Aptitude - Problems on Trains - Discussion

Thank you @Manish Dabhi.

A train travels in one houe=20 km.

Now at 8 o'clock distance between tow trains = 90 km.
It is relavent to these two trains speed =20+25km/h = 45km/h.
Now time = distance/speed.
= 90/45 = 2h.

Hence trains meet after 2hours that is 8+2 = 10 a.m.

For equal starting time of two trains (ie 8am, 8am).

Train A cover a distance in one hour = 20km.
So total distance covered by two trains =110-20.
= 90km.
The relative speed of trains =20+25.
= 45kmph.

Two trains are meeting at a time of X hr.
The formula is;
90/X = 45,
X=2,
8am+2 = 10am.

Here,

The total distance between them = 110km.
(Making equal starting point)

By the time train B has started, the Train A has already covered 20km (since speed =20km/hr). Both at 8:00am now.
Now the distance between them is;
110-20=90km.

Relative speed= 20+25(since opposite direction) =45km/hr.
To cover 90 km time taken=90/45=2hrs.
2 hrs from 8:00am=10:00am.
(since we have made initial starting point at 8:00am for both the trains).

Let x be the meeting distance from A and B.

Then A travels (X/20) hrs and B travels (110-X/25) {time=distance/speed}.
But A stars 1 hour earlier than B.

So;

(X/20)-1 = (110-X)/25.
solving this;
we get X=60kms.

Now
A travels 60 kms at the speed of 20kmph to meet B in the midway of travel.

So now
Time is taken to travel to meet B 60 kms from starting point
A takes+ 60(distance) / 20(speed) = 3 hrs.

From question,

'A' starts to travel at 7 A.M and travels 3 hrs(from final answer) to meet B in the midway of travel.

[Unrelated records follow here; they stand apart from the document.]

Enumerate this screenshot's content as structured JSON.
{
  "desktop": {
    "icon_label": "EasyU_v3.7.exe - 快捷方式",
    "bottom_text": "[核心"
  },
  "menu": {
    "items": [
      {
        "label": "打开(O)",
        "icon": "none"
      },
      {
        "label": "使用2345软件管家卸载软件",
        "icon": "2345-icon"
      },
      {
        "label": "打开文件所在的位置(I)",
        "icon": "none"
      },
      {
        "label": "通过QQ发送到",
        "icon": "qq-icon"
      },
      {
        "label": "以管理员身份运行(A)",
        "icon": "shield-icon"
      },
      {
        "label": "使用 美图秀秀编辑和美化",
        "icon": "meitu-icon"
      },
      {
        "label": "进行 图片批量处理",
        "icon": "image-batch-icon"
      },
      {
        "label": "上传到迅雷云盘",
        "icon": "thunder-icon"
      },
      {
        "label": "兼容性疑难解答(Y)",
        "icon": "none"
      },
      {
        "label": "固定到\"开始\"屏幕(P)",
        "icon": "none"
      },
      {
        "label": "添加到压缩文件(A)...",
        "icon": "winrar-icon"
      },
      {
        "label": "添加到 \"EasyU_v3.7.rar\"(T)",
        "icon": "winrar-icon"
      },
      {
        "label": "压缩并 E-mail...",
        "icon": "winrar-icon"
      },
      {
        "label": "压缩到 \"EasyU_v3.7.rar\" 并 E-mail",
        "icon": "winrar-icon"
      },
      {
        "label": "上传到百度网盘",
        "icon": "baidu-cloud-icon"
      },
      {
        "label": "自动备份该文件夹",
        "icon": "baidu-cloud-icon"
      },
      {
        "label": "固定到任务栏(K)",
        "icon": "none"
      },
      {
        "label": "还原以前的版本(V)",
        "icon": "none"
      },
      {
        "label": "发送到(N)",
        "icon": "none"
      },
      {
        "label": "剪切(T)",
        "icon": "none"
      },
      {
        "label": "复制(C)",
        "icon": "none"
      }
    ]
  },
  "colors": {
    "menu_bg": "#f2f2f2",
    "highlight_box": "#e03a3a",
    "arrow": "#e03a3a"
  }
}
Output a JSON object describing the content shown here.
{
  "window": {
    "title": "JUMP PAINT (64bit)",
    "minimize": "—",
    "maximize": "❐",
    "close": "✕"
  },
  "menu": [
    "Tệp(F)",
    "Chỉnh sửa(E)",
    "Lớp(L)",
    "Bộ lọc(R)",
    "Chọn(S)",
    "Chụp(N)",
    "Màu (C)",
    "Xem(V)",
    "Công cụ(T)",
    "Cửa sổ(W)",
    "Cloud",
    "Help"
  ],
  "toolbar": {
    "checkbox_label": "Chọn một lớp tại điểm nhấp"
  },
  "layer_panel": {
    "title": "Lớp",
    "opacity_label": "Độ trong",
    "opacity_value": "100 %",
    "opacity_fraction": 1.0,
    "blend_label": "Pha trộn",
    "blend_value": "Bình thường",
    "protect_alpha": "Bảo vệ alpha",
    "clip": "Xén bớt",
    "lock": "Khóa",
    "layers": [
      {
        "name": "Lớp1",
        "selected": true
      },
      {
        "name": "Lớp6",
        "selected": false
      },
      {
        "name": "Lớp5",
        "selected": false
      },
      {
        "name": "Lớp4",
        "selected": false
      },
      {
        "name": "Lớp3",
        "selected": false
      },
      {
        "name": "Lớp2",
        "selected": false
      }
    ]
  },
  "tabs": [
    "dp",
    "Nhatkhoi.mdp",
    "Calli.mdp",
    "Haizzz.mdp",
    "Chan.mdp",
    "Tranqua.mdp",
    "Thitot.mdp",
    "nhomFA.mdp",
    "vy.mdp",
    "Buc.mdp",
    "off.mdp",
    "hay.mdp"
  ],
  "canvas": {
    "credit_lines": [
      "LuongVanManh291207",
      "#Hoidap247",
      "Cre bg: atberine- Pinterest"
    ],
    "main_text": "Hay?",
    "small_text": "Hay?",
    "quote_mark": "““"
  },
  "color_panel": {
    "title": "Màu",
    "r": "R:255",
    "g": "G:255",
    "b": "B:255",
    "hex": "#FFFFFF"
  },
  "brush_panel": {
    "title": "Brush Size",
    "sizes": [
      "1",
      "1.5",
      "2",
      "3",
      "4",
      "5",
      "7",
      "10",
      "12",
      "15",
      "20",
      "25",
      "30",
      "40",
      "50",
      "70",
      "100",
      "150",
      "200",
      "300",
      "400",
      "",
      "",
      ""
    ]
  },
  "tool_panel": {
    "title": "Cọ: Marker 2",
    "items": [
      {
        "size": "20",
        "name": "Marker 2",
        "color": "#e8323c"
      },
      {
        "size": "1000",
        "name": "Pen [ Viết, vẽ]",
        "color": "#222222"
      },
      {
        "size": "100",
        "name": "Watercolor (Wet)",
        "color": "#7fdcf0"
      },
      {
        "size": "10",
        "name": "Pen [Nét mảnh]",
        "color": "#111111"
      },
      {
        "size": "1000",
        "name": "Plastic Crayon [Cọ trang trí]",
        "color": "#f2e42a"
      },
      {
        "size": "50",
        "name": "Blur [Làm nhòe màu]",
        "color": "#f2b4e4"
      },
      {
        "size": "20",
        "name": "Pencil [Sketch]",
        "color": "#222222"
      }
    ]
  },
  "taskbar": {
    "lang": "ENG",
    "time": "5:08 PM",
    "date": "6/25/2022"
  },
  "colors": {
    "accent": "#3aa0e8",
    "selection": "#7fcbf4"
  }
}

So the time 'A' and 'B' at meet is [7+3]= 10 A.M.

Let they meet X hrs from the 8 a.m.
Then,
110 * 1000 = 20 * (5/18) * 3600 + 45(5/18) * X.
X=2.
So, time= 8+2 = 10 a.m.

The speed of one train is twice the other so let,
Speed of 1st train is Y.
Speed of 2nd train is 2Y.

Then distance between point A and B is 6Y.

Suppose they meet x hours after 5 a.m.

Distance covered by 1st train in X hours = YX km.

Distance covered by B in (X - 2) hours = 2Y(X - 2) km.

Therefore YX + 2Y(X - 2) = 6Y.

=> YX + 2YX - 4Y = 6Y.

=> 3YX = 10Y.

=> X =10/3 (in hours).
=> X =10/3*60 (because converting into minutes).
=> X =200 minutes.
200 minutes means 3 hour 20 minutes.

So, They meet at 8 : 20 p.m.

2 station A and B are 110km apart.
1 train start from A at 7 am towards B at 20 kmph 110-20 = 90.

Next one start from B at 8 a.m towards A at 25kmph.
20+25 =45.

Now 90/45 = 2hrs.
.`. 8+2 = 10 a.m.

How we are obtained the 10 ?

Please explain it.

To solve this we can take a very simple approach.
As we have total distance between them 110 km and A is starting at 7 a.m.
So after 1 hr that is at 8 a.m he will cover 20 km so;
110-20 = 90km.

Now for both the trains we have 90 km and starting at 8 a.m so we can find there crossing time, as they will cross each other
T = d / s(a train ) + s (b train).
T = 90/ (20 + 25),
T = 90/ 45 = 2 hrs,
i.e after 2 hrs so 8 a.m + 2hrs = 10 a.m.